= Ligor inscription =

Words inscribed on stone in Thailand

Ligor inscription is an 8th-century stone stele or inscription discovered in Ligor, Nakhon Si Thammarat, Southern Thailand Malay Peninsula. This inscription was written and carved on two sides, the first part is called Ligor A inscription, or also known as Viang Sa inscription, while on the other side is called the Ligor B inscription written in Kawi script dated 775 CE. The Ligor B inscription was probably written by Mahārāja dyāḥ Pañcapaṇa kariyāna Paṇaṃkaraṇa (Panangkaran), king of Shailendra dynasty. This inscription was connected to the kingdom of Srivijaya and the Shailendra dynasty.

== Interpretation ==
Ligor A inscription tell about a Srivijayan king named Dharmasetu, the king of kings in the world, who built the Trisamaya caitya for Kajara.
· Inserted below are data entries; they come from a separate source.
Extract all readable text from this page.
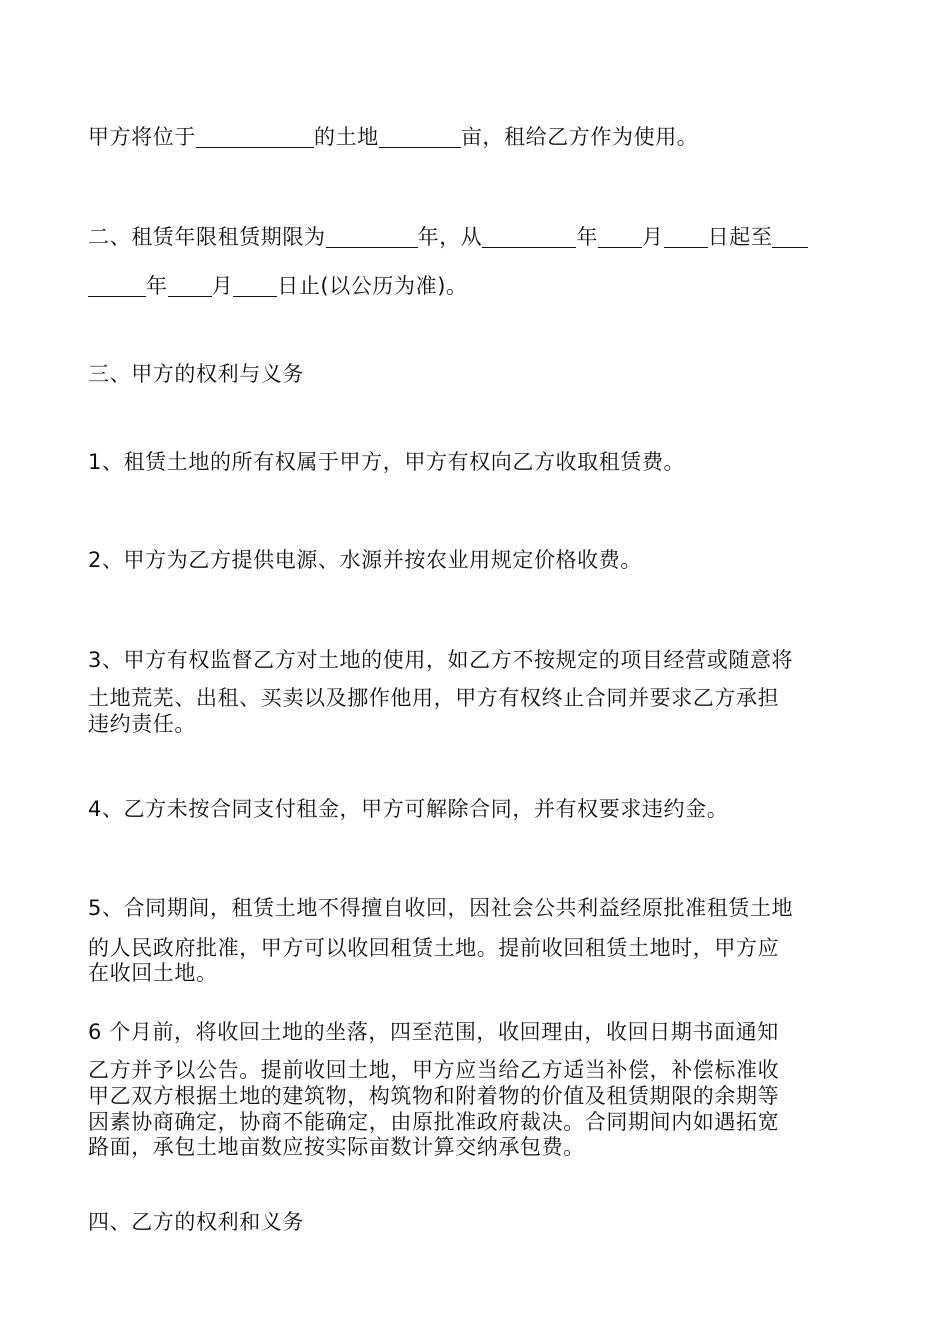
甲方将位于	的土地	亩，租给乙方作为使用。
二、租赁年限租赁期限为	年，从	年 月 日起至
年 月 日止(以公历为准)。
三、甲方的权利与义务
1、租赁土地的所有权属于甲方，甲方有权向乙方收取租赁费。
2、甲方为乙方提供电源、水源并按农业用规定价格收费。
3、甲方有权监督乙方对土地的使用，如乙方不按规定的项目经营或随意将
土地荒芜、出租、买卖以及挪作他用，甲方有权终止合同并要求乙方承担
违约责任。
4、乙方未按合同支付租金，甲方可解除合同，并有权要求违约金。
5、合同期间，租赁土地不得擅自收回，因社会公共利益经原批准租赁土地
的人民政府批准，甲方可以收回租赁土地。提前收回租赁土地时，甲方应
在收回土地。
6 个月前，将收回土地的坐落，四至范围，收回理由，收回日期书面通知
乙方并予以公告。提前收回土地，甲方应当给乙方适当补偿，补偿标准收
甲乙双方根据土地的建筑物，构筑物和附着物的价值及租赁期限的余期等
因素协商确定，协商不能确定，由原批准政府裁决。合同期间内如遇拓宽
路面，承包土地亩数应按实际亩数计算交纳承包费。
四、乙方的权利和义务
While the Ligor B inscription, dated 775 CE, written in Kawi script, contains the information about a king named Visnu who holds the title Sri Maharaja, from Śailendravamśa (Wangsa Syailendra) hailed as Śesavvārimadavimathana (the slayer of arrogant enemies without any trace). There are some different interpretations regarding the king mentioned in Ligor B inscription; some suggest that the king mentioned in this inscription was King Panangkaran, while others argue that it was his successor, King Dharanindra.